Main points of investment:
The growth of coal machinery business resumed, and the growth rate increased further in the second half of the year.
In the first half of the year, the revenue of the coal machinery manufacturing business of the company reached 368 million yuan, an increase of 12.5% over the same period last year. The gross profit margin was 53.1%, an increase of 2.75% over the same period last year. In the context of the sharp rise in steel prices, the increase in gross profit margin shows the company's strong bargaining power. In the first half of the year, the company's complete machine and accessories business realized orders of 763.11 million yuan, an increase of 82% over 420.4 million yuan in the same period last year. The company's accounts received in advance reached 97.146 million yuan, an increase of 248.6% over the same period last year. Sufficient orders on hand fully guaranteed the growth of performance in the second half of the year. From an industry-wide point of view, the total fixed asset investment in the domestic coal mining and washing industry from January to July was 141.3 billion yuan, an increase of 1.6% over the same period last year, and the cumulative growth rate continued to improve over the same period last year.

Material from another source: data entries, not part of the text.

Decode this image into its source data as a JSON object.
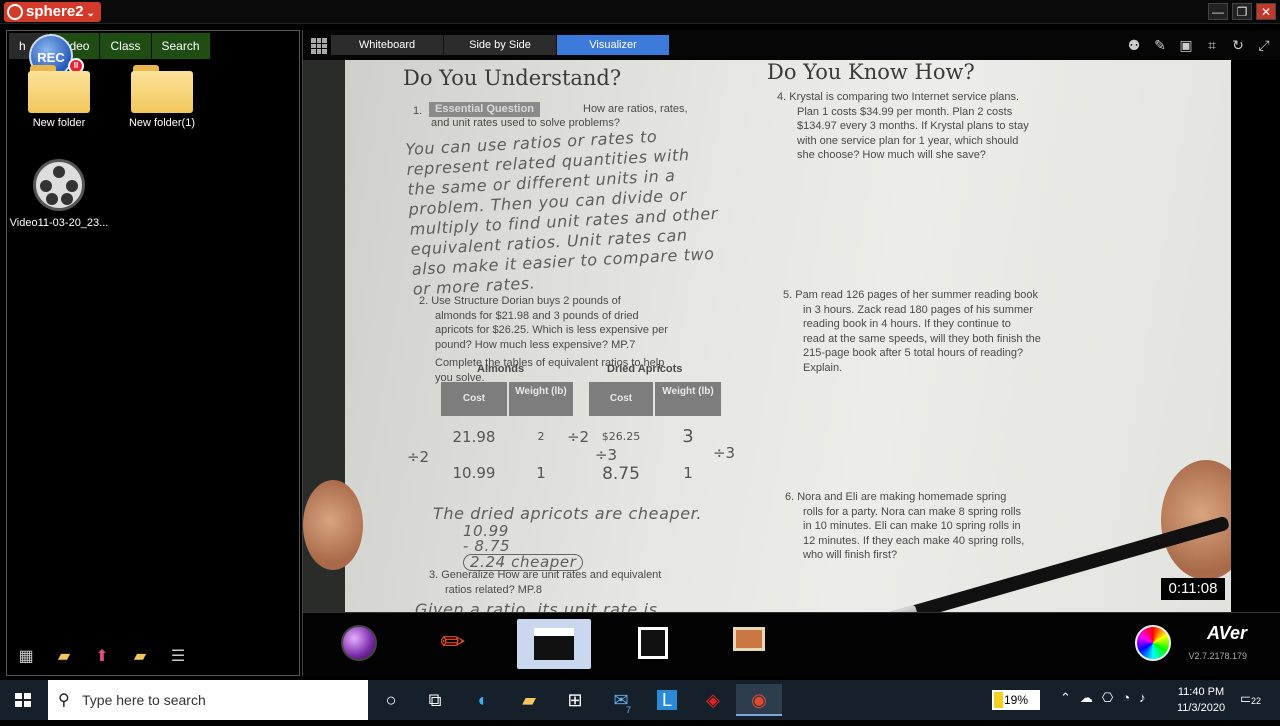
{
  "app": {
    "title": "sphere2",
    "dropdown": "⌄"
  },
  "window": {
    "minimize": "—",
    "restore": "❐",
    "close": "✕"
  },
  "left_panel": {
    "tabs": [
      {
        "label": "h"
      },
      {
        "label": "Video"
      },
      {
        "label": "Class"
      },
      {
        "label": "Search"
      }
    ],
    "rec": {
      "label": "REC",
      "badge": "II"
    },
    "items": [
      {
        "label": "New folder",
        "icon": "folder-icon"
      },
      {
        "label": "New folder(1)",
        "icon": "folder-icon"
      },
      {
        "label": "Video11-03-20_23...",
        "icon": "film-reel-icon"
      }
    ],
    "bottom_icons": [
      "layout-icon",
      "folder-open-icon",
      "upload-arrow-icon",
      "folder-add-icon",
      "list-icon"
    ]
  },
  "toolbar": {
    "modes": [
      {
        "label": "Whiteboard"
      },
      {
        "label": "Side by Side"
      },
      {
        "label": "Visualizer",
        "active": true
      }
    ],
    "right_icons": [
      "people-icon",
      "pen-icon",
      "window-icon",
      "crop-icon",
      "rotate-icon",
      "expand-icon"
    ]
  },
  "camera": {
    "timer": "0:11:08",
    "left_heading": "Do You Understand?",
    "right_heading": "Do You Know How?",
    "q1": {
      "num": "1.",
      "badge": "Essential Question",
      "text_a": "How are ratios, rates,",
      "text_b": "and unit rates used to solve problems?"
    },
    "q1_answer": [
      "You can use ratios or rates to",
      "represent related quantities with",
      "the same or different units in a",
      "problem. Then you can divide or",
      "multiply to find unit rates and other",
      "equivalent ratios. Unit rates can",
      "also make it easier to compare two",
      "or more rates."
    ],
    "q2": [
      "2. Use Structure Dorian buys 2 pounds of",
      "almonds for $21.98 and 3 pounds of dried",
      "apricots for $26.25. Which is less expensive per",
      "pound? How much less expensive?  MP.7",
      "Complete the tables of equivalent ratios to help",
      "you solve."
    ],
    "tables": {
      "almonds_title": "Almonds",
      "apricots_title": "Dried Apricots",
      "cost_header": "Cost",
      "weight_header": "Weight (lb)",
      "almonds_rows": [
        [
          "21.98",
          "2"
        ],
        [
          "10.99",
          "1"
        ]
      ],
      "apricots_rows": [
        [
          "$26.25",
          "3"
        ],
        [
          "8.75",
          "1"
        ]
      ],
      "divide_2": "÷2",
      "divide_3": "÷3"
    },
    "conclusion": "The dried apricots are cheaper.",
    "subtraction": [
      "10.99",
      "- 8.75",
      "2.24 cheaper"
    ],
    "q3": [
      "3. Generalize How are unit rates and equivalent",
      "ratios related?  MP.8"
    ],
    "q3_answer": "Given a ratio, its unit rate is",
    "q4": [
      "4. Krystal is comparing two Internet service plans.",
      "Plan 1 costs $34.99 per month. Plan 2 costs",
      "$134.97 every 3 months. If Krystal plans to stay",
      "with one service plan for 1 year, which should",
      "she choose? How much will she save?"
    ],
    "q5": [
      "5. Pam read 126 pages of her summer reading book",
      "in 3 hours. Zack read 180 pages of his summer",
      "reading book in 4 hours. If they continue to",
      "read at the same speeds, will they both finish the",
      "215-page book after 5 total hours of reading?",
      "Explain."
    ],
    "q6": [
      "6. Nora and Eli are making homemade spring",
      "rolls for a party. Nora can make 8 spring rolls",
      "in 10 minutes. Eli can make 10 spring rolls in",
      "12 minutes. If they each make 40 spring rolls,",
      "who will finish first?"
    ]
  },
  "dock": {
    "brand": "AVer",
    "version": "V2.7.2178.179",
    "items": [
      "sphere-icon",
      "pencil-ruler-icon",
      "clapperboard-icon",
      "camera-capture-icon",
      "presentation-icon"
    ]
  },
  "taskbar": {
    "search_placeholder": "Type here to search",
    "battery": "19%",
    "time": "11:40 PM",
    "date": "11/3/2020",
    "notifications": "22",
    "mail_badge": "7"
  }
}
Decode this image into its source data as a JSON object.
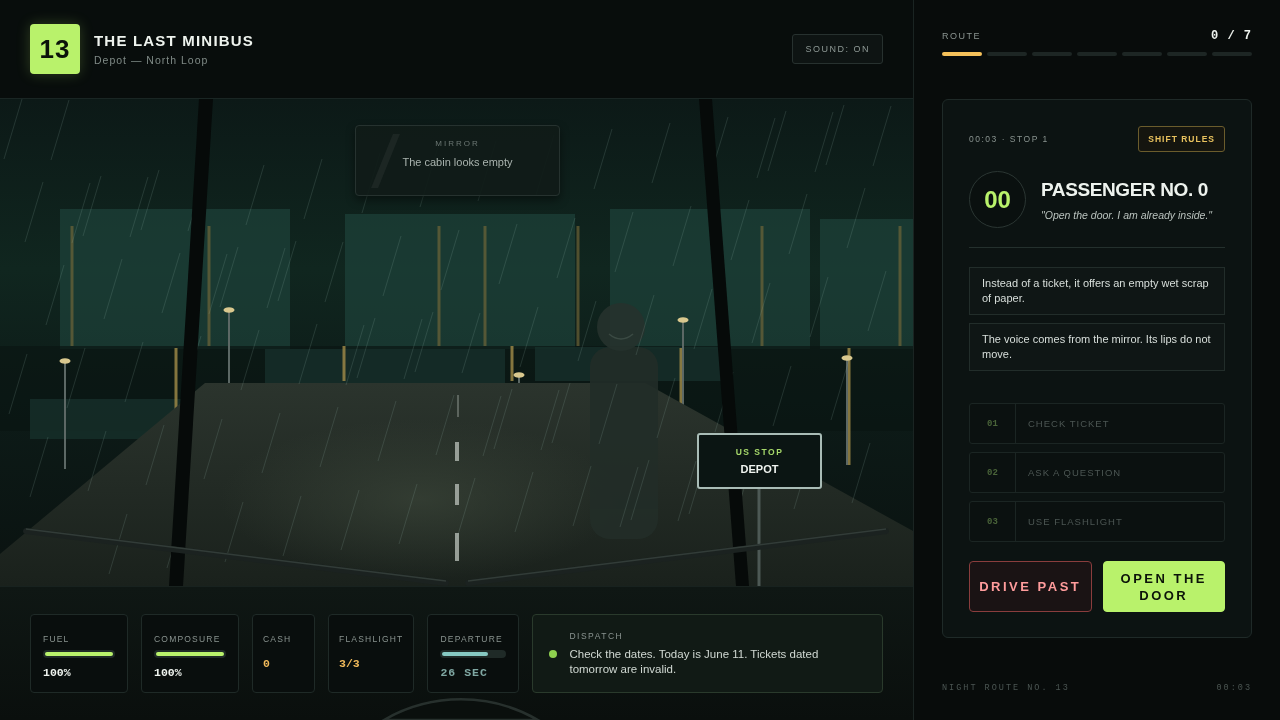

Under the background of high coal prices, we expect the coal machine to usher in a 2-3 year accelerated equipment renewal cycle, which will continue to be optimistic.
The new energy vehicle business is in the early stage of investment, which is a drag on performance.
After the company established the second main business of new energy vehicles, it quickly followed up. At present, it has formed seven subsidiaries, initially completed the layout of the three power plants, and started with the operation of logistics vehicles. Affected by the policy adjustment in the past 17 years, the company's new energy vehicle business is in the early stage of promotion, resulting in a loss of about 8 million, which is a drag on performance. After the acquisition of Yineng Electronics by major shareholders, the company has BMS, the core link of new energy vehicles, and has begun business level integration, which is worth looking forward to in the future.
Maintain the recommended rating
Based on the lower-than-expected development of the new energy vehicle business, the company's profit forecast is lowered, and the company's EPS in 17-19 is expected to be 0.27,0.38,0.44 yuan respectively, maintaining the "recommended" rating.
Risk hint
Coal industry capacity loss risk; coal enterprise equipment renewal is not as expected; M & An integration risk.